I have more than one friend who dislikes the younger aged Nova. They don’t want to see him in high school, and they don’t want the fish out of water newbie trying to make it stories. Still, the first issue of this series showed there’s great potential in where Jeff Loveness and Ramon Perez want to take this character. I have faith, but is it good?
Nova #2 (Marvel Comics)
So what’s it about? See the preview images with summary!
Why does this book matter?
Ramon Perez’s art may be worth the price of admission. There I said it. The kinetic energy in this book is positively awesome which is necessary given Nova’s power set. The cosmic elements are steeped with wonderment, which gives the book an outsiders feel since we’d all be in awe (as this book does) from the visuals Nova encounters. Add in Rich Rider’s inclusion and the dynamic is one to keep track of.
Fine, you have my attention. What’s good about it?
Pull up, pull up!
I liked the first issue, but I really loved the second. This issue brings the action and then some as Sam Alexander aka Nova rushes to save a falling Nova (when he thought he was the only one) and hopes it’s his father. It’s not of course, but Rich brings with him all kinds of personality and a dark secret that brings a bit of dread and drama with it.
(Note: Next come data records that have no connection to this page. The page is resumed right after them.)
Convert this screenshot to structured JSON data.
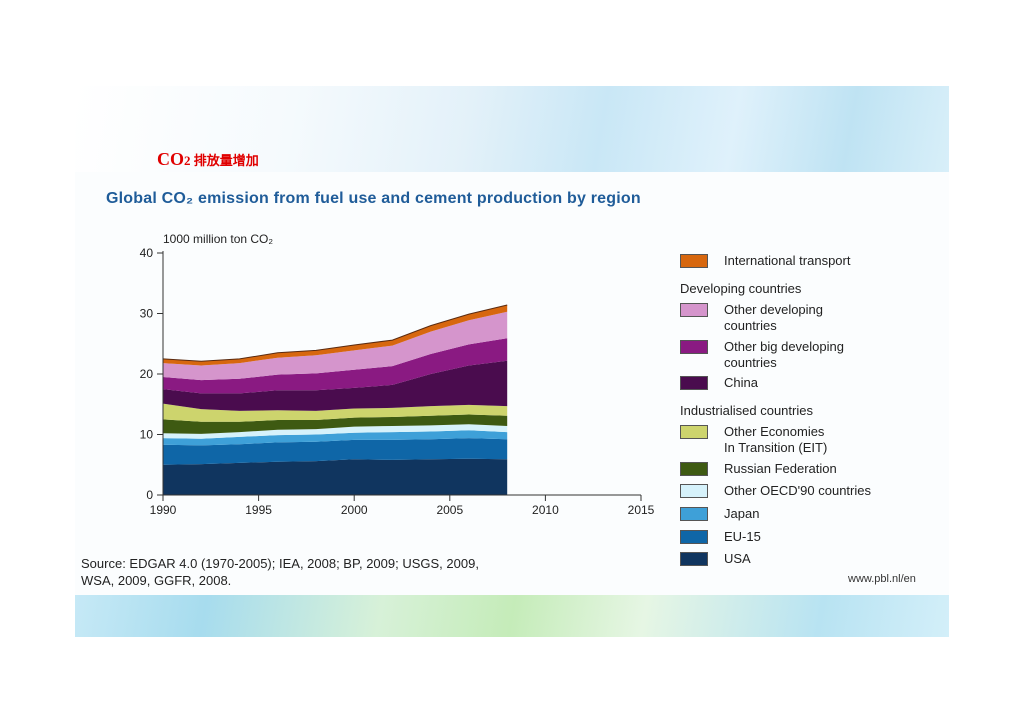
{
  "slide_title": {
    "co": "CO",
    "rest": "2 排放量增加"
  },
  "chart_title": "Global CO₂ emission from fuel use and cement production by region",
  "unit_label": "1000 million ton CO₂",
  "source": "Source: EDGAR 4.0 (1970-2005); IEA, 2008; BP, 2009; USGS, 2009,\n            WSA, 2009, GGFR, 2008.",
  "url": "www.pbl.nl/en",
  "legend": {
    "headers": {
      "developing": "Developing countries",
      "industrialised": "Industrialised countries"
    },
    "items": [
      {
        "key": "intl",
        "label": "International transport",
        "color": "#d7670e"
      },
      {
        "key": "odev",
        "label": "Other developing\ncountries",
        "color": "#d595cc"
      },
      {
        "key": "obig",
        "label": "Other big developing\ncountries",
        "color": "#8a1a82"
      },
      {
        "key": "china",
        "label": "China",
        "color": "#4a0c4e"
      },
      {
        "key": "eit",
        "label": "Other Economies\nIn Transition (EIT)",
        "color": "#cdd46d"
      },
      {
        "key": "rus",
        "label": "Russian Federation",
        "color": "#3e5a12"
      },
      {
        "key": "oecd",
        "label": "Other OECD'90 countries",
        "color": "#d6f2fb"
      },
      {
        "key": "japan",
        "label": "Japan",
        "color": "#3ea0d8"
      },
      {
        "key": "eu15",
        "label": "EU-15",
        "color": "#0f66a7"
      },
      {
        "key": "usa",
        "label": "USA",
        "color": "#10355f"
      }
    ]
  },
  "chart_data": {
    "type": "area",
    "stacked": true,
    "title": "Global CO₂ emission from fuel use and cement production by region",
    "ylabel": "1000 million ton CO₂",
    "xlim": [
      1990,
      2015
    ],
    "ylim": [
      0,
      40
    ],
    "xticks": [
      1990,
      1995,
      2000,
      2005,
      2010,
      2015
    ],
    "yticks": [
      0,
      10,
      20,
      30,
      40
    ],
    "x": [
      1990,
      1992,
      1994,
      1996,
      1998,
      2000,
      2002,
      2004,
      2006,
      2008
    ],
    "series": [
      {
        "name": "USA",
        "color": "#10355f",
        "values": [
          5.0,
          5.1,
          5.3,
          5.5,
          5.6,
          5.9,
          5.8,
          5.9,
          6.0,
          5.9
        ]
      },
      {
        "name": "EU-15",
        "color": "#0f66a7",
        "values": [
          3.3,
          3.1,
          3.1,
          3.2,
          3.2,
          3.2,
          3.3,
          3.3,
          3.4,
          3.3
        ]
      },
      {
        "name": "Japan",
        "color": "#3ea0d8",
        "values": [
          1.1,
          1.1,
          1.2,
          1.2,
          1.2,
          1.2,
          1.3,
          1.3,
          1.3,
          1.2
        ]
      },
      {
        "name": "Other OECD'90 countries",
        "color": "#d6f2fb",
        "values": [
          0.8,
          0.8,
          0.8,
          0.9,
          0.9,
          1.0,
          1.0,
          1.0,
          1.0,
          1.0
        ]
      },
      {
        "name": "Russian Federation",
        "color": "#3e5a12",
        "values": [
          2.3,
          2.0,
          1.7,
          1.6,
          1.5,
          1.5,
          1.5,
          1.6,
          1.6,
          1.7
        ]
      },
      {
        "name": "Other Economies In Transition (EIT)",
        "color": "#cdd46d",
        "values": [
          2.6,
          2.1,
          1.8,
          1.6,
          1.5,
          1.5,
          1.5,
          1.6,
          1.6,
          1.6
        ]
      },
      {
        "name": "China",
        "color": "#4a0c4e",
        "values": [
          2.4,
          2.6,
          2.9,
          3.3,
          3.4,
          3.4,
          3.8,
          5.3,
          6.5,
          7.5
        ]
      },
      {
        "name": "Other big developing countries",
        "color": "#8a1a82",
        "values": [
          2.0,
          2.2,
          2.4,
          2.6,
          2.8,
          3.0,
          3.1,
          3.3,
          3.5,
          3.7
        ]
      },
      {
        "name": "Other developing countries",
        "color": "#d595cc",
        "values": [
          2.3,
          2.4,
          2.6,
          2.8,
          3.0,
          3.2,
          3.4,
          3.7,
          4.0,
          4.4
        ]
      },
      {
        "name": "International transport",
        "color": "#d7670e",
        "values": [
          0.7,
          0.7,
          0.7,
          0.8,
          0.8,
          0.9,
          0.9,
          1.0,
          1.0,
          1.1
        ]
      }
    ]
  }
}
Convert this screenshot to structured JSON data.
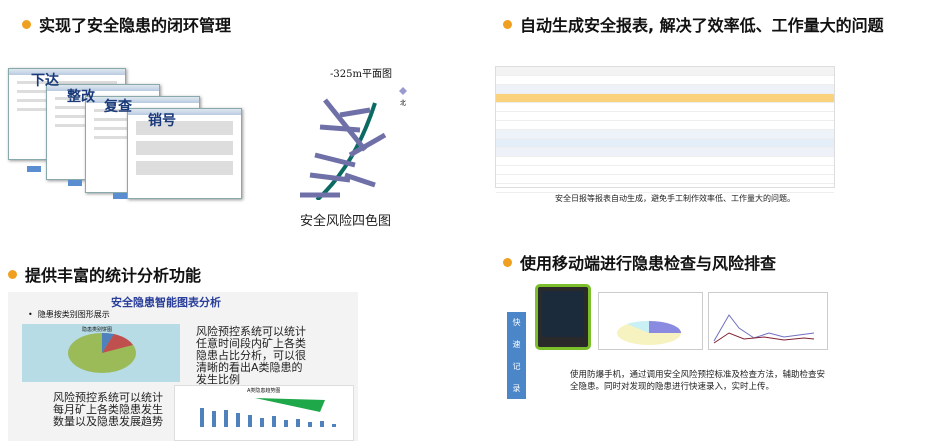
{
  "sections": [
    {
      "title": "实现了安全隐患的闭环管理"
    },
    {
      "title": "自动生成安全报表, 解决了效率低、工作量大的问题"
    },
    {
      "title": "提供丰富的统计分析功能"
    },
    {
      "title": "使用移动端进行隐患检查与风险排查"
    }
  ],
  "closed_loop": {
    "steps": [
      "下达",
      "整改",
      "复查",
      "销号"
    ],
    "map_title": "-325m平面图",
    "map_caption": "安全风险四色图",
    "compass_label": "北"
  },
  "report": {
    "caption": "安全日报等报表自动生成，避免手工制作效率低、工作量大的问题。"
  },
  "stats": {
    "panel_title": "安全隐患智能图表分析",
    "bullet": "隐患按类别图形展示",
    "pie_text": "风险预控系统可以统计任意时间段内矿上各类隐患占比分析，可以很清晰的看出A类隐患的发生比例",
    "trend_text": "风险预控系统可以统计每月矿上各类隐患发生数量以及隐患发展趋势",
    "pie_title": "隐患类别饼图",
    "bar_title": "A类隐患趋势图"
  },
  "mobile": {
    "side_label": [
      "快",
      "速",
      "记",
      "录"
    ],
    "description": "使用防爆手机，通过调用安全风险预控标准及检查方法，辅助检查安全隐患。同时对发现的隐患进行快速录入，实时上传。"
  },
  "colors": {
    "bullet": "#f0a020",
    "accent_blue": "#4a86c8",
    "pie_green": "#9bbb59",
    "pie_red": "#c0504d",
    "pie_blue": "#4f81bd"
  }
}
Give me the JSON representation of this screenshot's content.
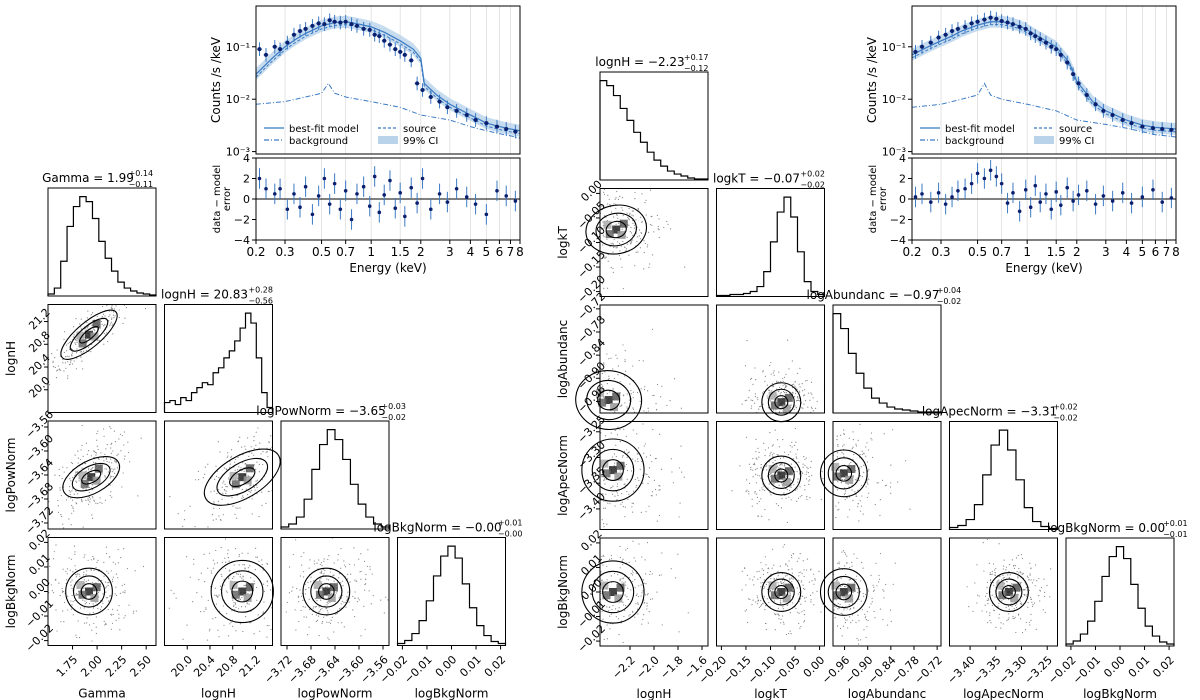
{
  "chart_data": [
    {
      "type": "corner",
      "panel": "left",
      "params": [
        {
          "name": "Gamma",
          "title": "Gamma = 1.99",
          "sup": "+0.14",
          "sub": "−0.11",
          "range": [
            1.5,
            2.6
          ],
          "ticks": [
            "1.75",
            "2.00",
            "2.25",
            "2.50"
          ],
          "tick_values": [
            1.75,
            2.0,
            2.25,
            2.5
          ],
          "hist": [
            0.02,
            0.08,
            0.35,
            0.7,
            0.9,
            1.0,
            0.95,
            0.78,
            0.55,
            0.38,
            0.25,
            0.14,
            0.08,
            0.05,
            0.03,
            0.02,
            0.01
          ]
        },
        {
          "name": "lognH",
          "title": "lognH = 20.83",
          "sup": "+0.28",
          "sub": "−0.56",
          "range": [
            19.6,
            21.5
          ],
          "ticks": [
            "20.0",
            "20.4",
            "20.8",
            "21.2"
          ],
          "tick_values": [
            20.0,
            20.4,
            20.8,
            21.2
          ],
          "hist": [
            0.1,
            0.12,
            0.08,
            0.15,
            0.12,
            0.2,
            0.25,
            0.3,
            0.28,
            0.4,
            0.45,
            0.55,
            0.62,
            0.72,
            0.85,
            1.0,
            0.9,
            0.55,
            0.2,
            0.05
          ]
        },
        {
          "name": "logPowNorm",
          "title": "logPowNorm = −3.65",
          "sup": "+0.03",
          "sub": "−0.02",
          "range": [
            -3.73,
            -3.55
          ],
          "ticks": [
            "−3.72",
            "−3.68",
            "−3.64",
            "−3.60",
            "−3.56"
          ],
          "tick_values": [
            -3.72,
            -3.68,
            -3.64,
            -3.6,
            -3.56
          ],
          "hist": [
            0.02,
            0.05,
            0.12,
            0.3,
            0.6,
            0.85,
            1.0,
            0.9,
            0.7,
            0.45,
            0.25,
            0.12,
            0.05,
            0.02
          ]
        },
        {
          "name": "logBkgNorm",
          "title": "logBkgNorm = −0.00",
          "sup": "+0.01",
          "sub": "−0.00",
          "range": [
            -0.022,
            0.022
          ],
          "ticks": [
            "−0.02",
            "−0.01",
            "0.00",
            "0.01",
            "0.02"
          ],
          "tick_values": [
            -0.02,
            -0.01,
            0.0,
            0.01,
            0.02
          ],
          "hist": [
            0.02,
            0.05,
            0.12,
            0.25,
            0.45,
            0.7,
            0.9,
            1.0,
            0.88,
            0.62,
            0.38,
            0.2,
            0.1,
            0.04,
            0.02
          ]
        }
      ]
    },
    {
      "type": "corner",
      "panel": "right",
      "params": [
        {
          "name": "lognH",
          "title": "lognH = −2.23",
          "sup": "+0.17",
          "sub": "−0.12",
          "range": [
            -2.45,
            -1.55
          ],
          "ticks": [
            "−2.2",
            "−2.0",
            "−1.8",
            "−1.6"
          ],
          "tick_values": [
            -2.2,
            -2.0,
            -1.8,
            -1.6
          ],
          "hist": [
            1.0,
            0.95,
            0.85,
            0.72,
            0.6,
            0.48,
            0.38,
            0.28,
            0.2,
            0.14,
            0.09,
            0.06,
            0.04,
            0.02,
            0.01,
            0.01
          ]
        },
        {
          "name": "logkT",
          "title": "logkT = −0.07",
          "sup": "+0.02",
          "sub": "−0.02",
          "range": [
            -0.21,
            0.01
          ],
          "ticks": [
            "−0.20",
            "−0.15",
            "−0.10",
            "−0.05",
            "0.00"
          ],
          "tick_values": [
            -0.2,
            -0.15,
            -0.1,
            -0.05,
            0.0
          ],
          "hist": [
            0.01,
            0.01,
            0.02,
            0.02,
            0.03,
            0.05,
            0.1,
            0.25,
            0.55,
            0.85,
            1.0,
            0.8,
            0.45,
            0.15,
            0.05,
            0.02
          ]
        },
        {
          "name": "logAbundanc",
          "title": "logAbundanc = −0.97",
          "sup": "+0.04",
          "sub": "−0.02",
          "range": [
            -0.99,
            -0.71
          ],
          "ticks": [
            "−0.96",
            "−0.90",
            "−0.84",
            "−0.78",
            "−0.72"
          ],
          "tick_values": [
            -0.96,
            -0.9,
            -0.84,
            -0.78,
            -0.72
          ],
          "hist": [
            1.0,
            0.85,
            0.6,
            0.4,
            0.25,
            0.15,
            0.1,
            0.06,
            0.04,
            0.03,
            0.02,
            0.01,
            0.01,
            0.01
          ]
        },
        {
          "name": "logApecNorm",
          "title": "logApecNorm = −3.31",
          "sup": "+0.02",
          "sub": "−0.02",
          "range": [
            -3.44,
            -3.23
          ],
          "ticks": [
            "−3.40",
            "−3.35",
            "−3.30",
            "−3.25"
          ],
          "tick_values": [
            -3.4,
            -3.35,
            -3.3,
            -3.25
          ],
          "hist": [
            0.02,
            0.04,
            0.1,
            0.25,
            0.55,
            0.85,
            1.0,
            0.8,
            0.5,
            0.22,
            0.08,
            0.03,
            0.01
          ]
        },
        {
          "name": "logBkgNorm",
          "title": "logBkgNorm = 0.00",
          "sup": "+0.01",
          "sub": "−0.01",
          "range": [
            -0.022,
            0.022
          ],
          "ticks": [
            "−0.02",
            "−0.01",
            "0.00",
            "0.01",
            "0.02"
          ],
          "tick_values": [
            -0.02,
            -0.01,
            0.0,
            0.01,
            0.02
          ],
          "hist": [
            0.02,
            0.05,
            0.12,
            0.25,
            0.45,
            0.7,
            0.9,
            1.0,
            0.88,
            0.62,
            0.38,
            0.2,
            0.1,
            0.04,
            0.02
          ]
        }
      ]
    },
    {
      "type": "line",
      "panel": "left-spectrum",
      "ylabel": "Counts /s /keV",
      "resid_ylabel": "data − model\nerror",
      "xlabel": "Energy (keV)",
      "xscale": "log",
      "yscale": "log",
      "xlim": [
        0.2,
        8
      ],
      "ylim": [
        0.0009,
        0.6
      ],
      "resid_ylim": [
        -4,
        4
      ],
      "xticks": [
        "0.2",
        "0.3",
        "0.5",
        "0.7",
        "1",
        "1.5",
        "2",
        "3",
        "4",
        "5",
        "6",
        "7",
        "8"
      ],
      "xtick_values": [
        0.2,
        0.3,
        0.5,
        0.7,
        1,
        1.5,
        2,
        3,
        4,
        5,
        6,
        7,
        8
      ],
      "yticks": [
        "10⁻³",
        "10⁻²",
        "10⁻¹"
      ],
      "ytick_values": [
        0.001,
        0.01,
        0.1
      ],
      "resid_yticks": [
        "−4",
        "−2",
        "0",
        "2",
        "4"
      ],
      "resid_ytick_values": [
        -4,
        -2,
        0,
        2,
        4
      ],
      "legend": [
        {
          "label": "best-fit model",
          "style": "solid"
        },
        {
          "label": "source",
          "style": "dashed"
        },
        {
          "label": "background",
          "style": "dashdot"
        },
        {
          "label": "99% CI",
          "style": "band"
        }
      ],
      "model": {
        "x": [
          0.2,
          0.25,
          0.3,
          0.35,
          0.4,
          0.5,
          0.6,
          0.7,
          0.8,
          1.0,
          1.2,
          1.5,
          1.8,
          2.0,
          2.1,
          2.5,
          3.0,
          4.0,
          5.0,
          6.0,
          7.0,
          8.0
        ],
        "y": [
          0.03,
          0.06,
          0.1,
          0.14,
          0.18,
          0.25,
          0.29,
          0.3,
          0.28,
          0.24,
          0.19,
          0.13,
          0.09,
          0.06,
          0.02,
          0.012,
          0.008,
          0.005,
          0.0035,
          0.003,
          0.0027,
          0.0025
        ]
      },
      "background": {
        "x": [
          0.2,
          0.3,
          0.4,
          0.5,
          0.55,
          0.6,
          0.7,
          1.0,
          1.5,
          2.0,
          3.0,
          4.0,
          5.0,
          6.0,
          7.0,
          8.0
        ],
        "y": [
          0.008,
          0.009,
          0.011,
          0.013,
          0.02,
          0.013,
          0.011,
          0.009,
          0.007,
          0.005,
          0.004,
          0.003,
          0.0025,
          0.0022,
          0.002,
          0.0018
        ]
      },
      "data": {
        "x": [
          0.21,
          0.23,
          0.26,
          0.28,
          0.31,
          0.34,
          0.37,
          0.4,
          0.44,
          0.48,
          0.52,
          0.56,
          0.6,
          0.65,
          0.7,
          0.76,
          0.82,
          0.9,
          0.98,
          1.05,
          1.12,
          1.2,
          1.3,
          1.4,
          1.5,
          1.6,
          1.75,
          1.9,
          2.05,
          2.3,
          2.6,
          2.9,
          3.3,
          3.8,
          4.3,
          5.0,
          5.8,
          6.6,
          7.5
        ],
        "y": [
          0.09,
          0.07,
          0.1,
          0.09,
          0.12,
          0.17,
          0.2,
          0.22,
          0.25,
          0.28,
          0.27,
          0.32,
          0.3,
          0.29,
          0.3,
          0.27,
          0.25,
          0.22,
          0.21,
          0.17,
          0.16,
          0.13,
          0.11,
          0.09,
          0.08,
          0.07,
          0.055,
          0.02,
          0.015,
          0.011,
          0.009,
          0.007,
          0.006,
          0.005,
          0.004,
          0.0035,
          0.003,
          0.0027,
          0.0024
        ]
      },
      "residuals": [
        2,
        1,
        0.5,
        1,
        -1,
        0.5,
        -0.8,
        1.2,
        -1.5,
        0.3,
        2,
        -0.5,
        1.5,
        -1,
        0.8,
        -2,
        0.5,
        1.2,
        -0.7,
        2.2,
        -1.3,
        0.4,
        1.8,
        -0.9,
        0.6,
        -1.7,
        1.1,
        -0.4,
        2,
        -1,
        0.5,
        -0.3,
        1,
        0.2,
        -0.5,
        -1.5,
        0.8,
        0.3,
        -0.2
      ]
    },
    {
      "type": "line",
      "panel": "right-spectrum",
      "ylabel": "Counts /s /keV",
      "resid_ylabel": "data − model\nerror",
      "xlabel": "Energy (keV)",
      "xscale": "log",
      "yscale": "log",
      "xlim": [
        0.2,
        8
      ],
      "ylim": [
        0.0009,
        0.6
      ],
      "resid_ylim": [
        -4,
        4
      ],
      "xticks": [
        "0.2",
        "0.3",
        "0.5",
        "0.7",
        "1",
        "1.5",
        "2",
        "3",
        "4",
        "5",
        "6",
        "7",
        "8"
      ],
      "xtick_values": [
        0.2,
        0.3,
        0.5,
        0.7,
        1,
        1.5,
        2,
        3,
        4,
        5,
        6,
        7,
        8
      ],
      "yticks": [
        "10⁻³",
        "10⁻²",
        "10⁻¹"
      ],
      "ytick_values": [
        0.001,
        0.01,
        0.1
      ],
      "resid_yticks": [
        "−4",
        "−2",
        "0",
        "2",
        "4"
      ],
      "resid_ytick_values": [
        -4,
        -2,
        0,
        2,
        4
      ],
      "legend": [
        {
          "label": "best-fit model",
          "style": "solid"
        },
        {
          "label": "source",
          "style": "dashed"
        },
        {
          "label": "background",
          "style": "dashdot"
        },
        {
          "label": "99% CI",
          "style": "band"
        }
      ],
      "model": {
        "x": [
          0.2,
          0.25,
          0.3,
          0.35,
          0.4,
          0.5,
          0.6,
          0.7,
          0.8,
          0.9,
          1.0,
          1.2,
          1.5,
          1.8,
          2.0,
          2.5,
          3.0,
          4.0,
          5.0,
          6.0,
          7.0,
          8.0
        ],
        "y": [
          0.07,
          0.1,
          0.13,
          0.16,
          0.2,
          0.26,
          0.3,
          0.3,
          0.28,
          0.25,
          0.21,
          0.15,
          0.1,
          0.05,
          0.022,
          0.009,
          0.006,
          0.004,
          0.0032,
          0.0029,
          0.0028,
          0.0027
        ]
      },
      "background": {
        "x": [
          0.2,
          0.3,
          0.4,
          0.5,
          0.55,
          0.6,
          0.7,
          1.0,
          1.5,
          2.0,
          3.0,
          4.0,
          5.0,
          6.0,
          7.0,
          8.0
        ],
        "y": [
          0.007,
          0.008,
          0.01,
          0.012,
          0.02,
          0.012,
          0.01,
          0.008,
          0.006,
          0.004,
          0.0033,
          0.0028,
          0.0024,
          0.0021,
          0.002,
          0.0019
        ]
      },
      "data": {
        "x": [
          0.21,
          0.23,
          0.26,
          0.29,
          0.32,
          0.35,
          0.38,
          0.42,
          0.46,
          0.5,
          0.55,
          0.6,
          0.65,
          0.7,
          0.76,
          0.82,
          0.9,
          0.98,
          1.05,
          1.12,
          1.2,
          1.3,
          1.4,
          1.5,
          1.6,
          1.75,
          1.9,
          2.05,
          2.3,
          2.6,
          2.9,
          3.3,
          3.8,
          4.3,
          5.0,
          5.8,
          6.6,
          7.5
        ],
        "y": [
          0.08,
          0.1,
          0.12,
          0.15,
          0.17,
          0.2,
          0.22,
          0.24,
          0.28,
          0.3,
          0.33,
          0.36,
          0.34,
          0.31,
          0.29,
          0.27,
          0.24,
          0.22,
          0.18,
          0.16,
          0.14,
          0.12,
          0.1,
          0.09,
          0.07,
          0.05,
          0.03,
          0.02,
          0.012,
          0.008,
          0.006,
          0.005,
          0.004,
          0.0035,
          0.003,
          0.0028,
          0.0027,
          0.0026
        ]
      },
      "residuals": [
        0.2,
        0.5,
        -0.3,
        0.6,
        -0.5,
        0.2,
        0.8,
        1,
        1.5,
        2.5,
        2,
        2.8,
        2.2,
        1.5,
        -0.4,
        0.6,
        -1.2,
        0.9,
        -0.8,
        1.3,
        -0.3,
        0.5,
        -1,
        0.7,
        -0.6,
        1.1,
        -0.2,
        0.4,
        0.8,
        -0.5,
        0.3,
        -0.2,
        0.6,
        -0.4,
        0.2,
        0.9,
        -0.3,
        0.1
      ]
    }
  ]
}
Outside of the opening action sequence, Sam introduces his family to Rich, peruses a space bar, and hangs with a certain talking dog. All in all, this issue has a lot to enjoy while furthering the dark secret Rich is hiding.
Most Marvel buffs however, will love a quick two page scene where Rich encounters the younger characters in the Marvel universe. Kid Cyclops, Ms. Marvel, and others all interact with Rich who has been away from the Marvel universe for some time. This allows the writing team to poke a bit of fun at the ridiculousness of what has transpired (and how easy it is to become an Avenger, apparently) and show Rich reflecting on how much has changed. The dialogue in this scene (and really the whole book) is on point and fluid.
The art continues to be a highlight. Even in Rich’s mask, you get a sense of kinetic energy–it’s a bit curved and sleek. The Novas travelling, in streaks of light, is sharp in a Tron like way that’s intriguing. Sam’s positive and take-charge attitude plays off well with Rich’s somewhat subdued and unsure attitude and it’ll be fun to see how their characters continue to work off each other. A certain space dog has some scenes that are great fun that Perez rendered in a realistic yet articulate way. He conveys emotion, yet is still an average dog (as average as a dog in a space suit can be, that is). Add in the varied and interesting looking aliens in the space bar and you have a very good looking book indeed.
It can’t be perfect can it?
It’s hard to fault this nearly perfect book, but I did find the cliffhanger to have come out of nowhere. Cliffhangers leave you at the edge of your suit if done well, and this one does–but with no buildup it seemed too quick for its own good.
Love those sound effects.
Is It Good?
Nova is shaping up to be my favorite superhero series in 2017. It’s early yet, but it has all the visuals you could desire with a complex dynamic of characters and a compelling subplot of stories.